Comment by Brad Rose on August 23, 2012 at 12:28pm

Thanks Sandra.  You are very kind.  I'm still committed to exploring this brief format and to do my best in as short a space as possible.  

Comment by Sandra Davies on August 23, 2012 at 9:43am

Brad, I find it interesting the extent to which our writing behaviour comes to us fromm outwith our intentions.   Do not, I beg you, denigrate what you do here and elsewhere so very well.   I should love to get this much back story, front story, character, plot and insinuation into so little, but I am (apparently) a serial serialiser and can rarely even bring a story to a close in thirty episodes, never mind six sentences. 

Carry on yamming.

Comment by Brad Rose on August 23, 2012 at 8:38am

Thanks very much, Bill. I much appreciate the compliment. 
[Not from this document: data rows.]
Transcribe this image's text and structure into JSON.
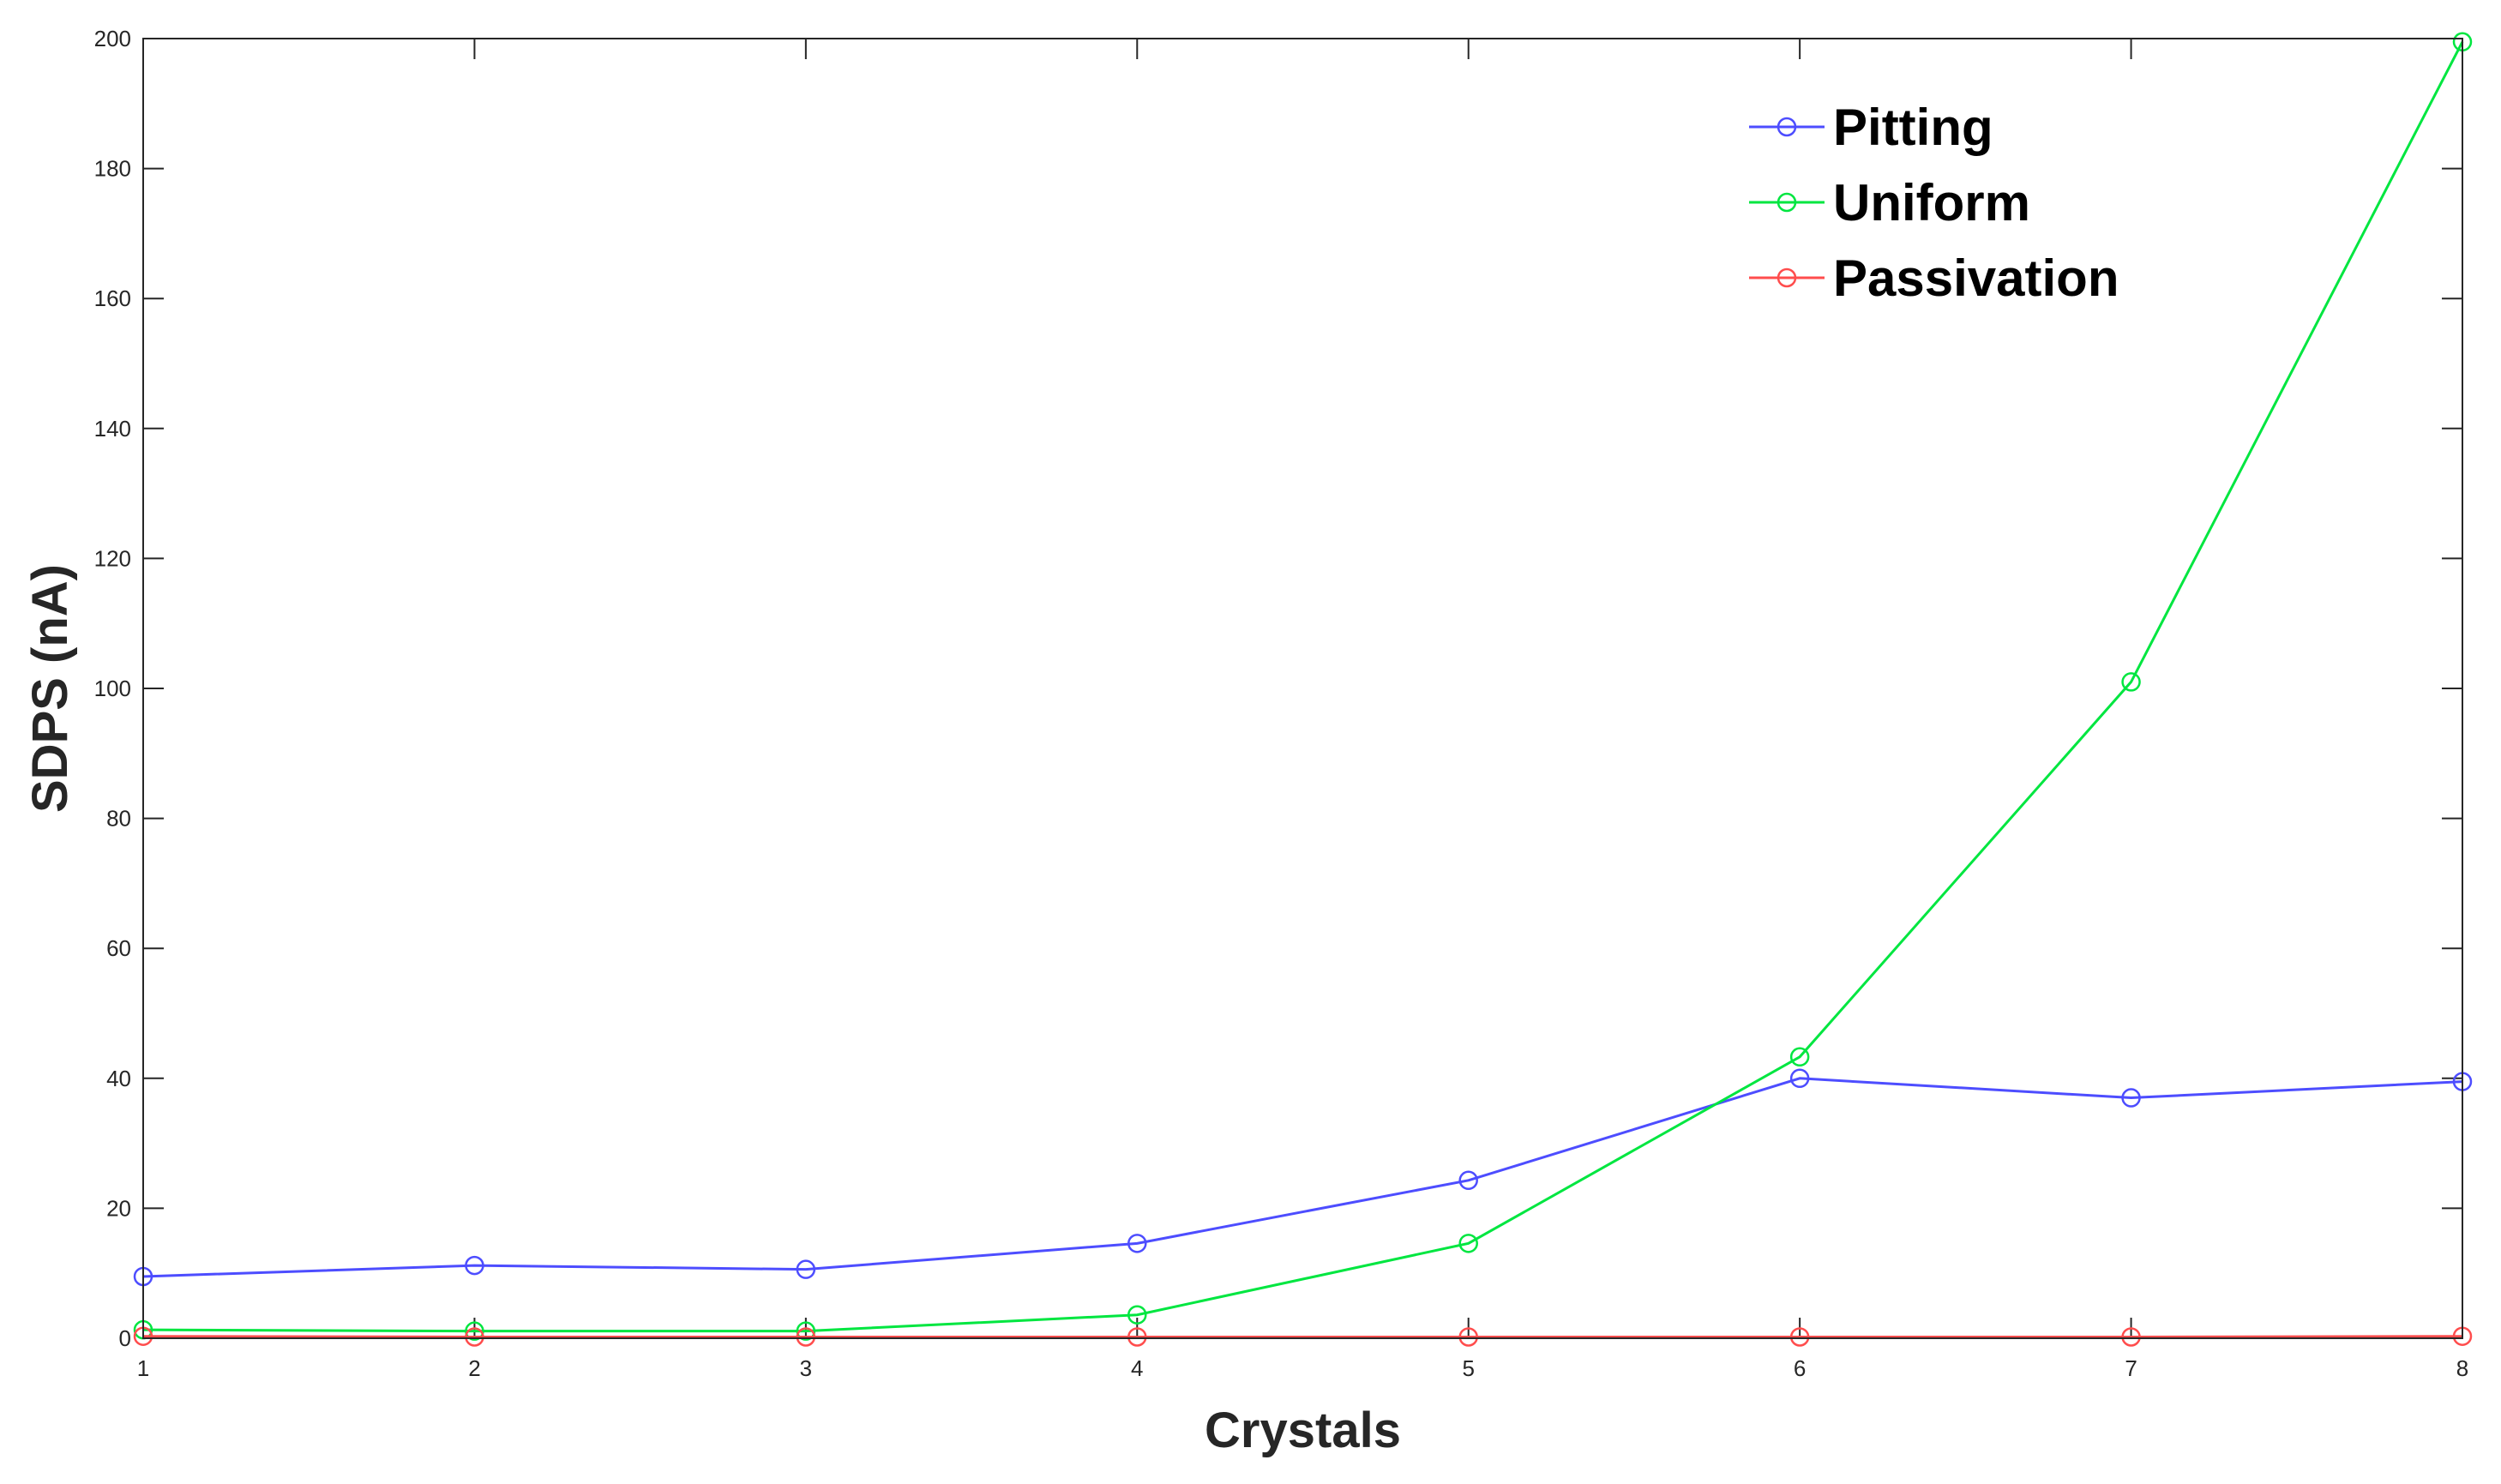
{
  "chart_data": {
    "type": "line",
    "title": "",
    "xlabel": "Crystals",
    "ylabel": "SDPS (nA)",
    "x": [
      1,
      2,
      3,
      4,
      5,
      6,
      7,
      8
    ],
    "xlim": [
      1,
      8
    ],
    "ylim": [
      0,
      200
    ],
    "xticks": [
      1,
      2,
      3,
      4,
      5,
      6,
      7,
      8
    ],
    "yticks": [
      0,
      20,
      40,
      60,
      80,
      100,
      120,
      140,
      160,
      180,
      200
    ],
    "grid": false,
    "legend_position": "top-right",
    "marker": "circle",
    "series": [
      {
        "name": "Pitting",
        "color": "#4d4dff",
        "values": [
          9.5,
          11.2,
          10.6,
          14.6,
          24.3,
          40.0,
          37.0,
          39.5
        ]
      },
      {
        "name": "Uniform",
        "color": "#00e640",
        "values": [
          1.3,
          1.1,
          1.1,
          3.6,
          14.6,
          43.3,
          101.0,
          199.5
        ]
      },
      {
        "name": "Passivation",
        "color": "#ff4d4d",
        "values": [
          0.3,
          0.2,
          0.2,
          0.2,
          0.2,
          0.2,
          0.2,
          0.3
        ]
      }
    ]
  }
}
I continue to have these little movie scenes flash into my head---always driven by the words of course---but still these seem to be complete, whole,  little dramatic scenes.  I feel a little guilty that I can't seem to string more of them (i.e. the sentences) into something longer and more narratively sustained, but alas, this is the most I can seem to accomplish: 6 sentence miniature fiction pieces, with lots of implied back story.  I sometimes feel like a 16th century painter of Dutch miniatures...toiling away at an art form that will become broadly recognized  only centuries after my death.   Oh well...like Popeye said 'I yam what I yam.' Or in this case, "I write only what I am able to write."  Thanks again.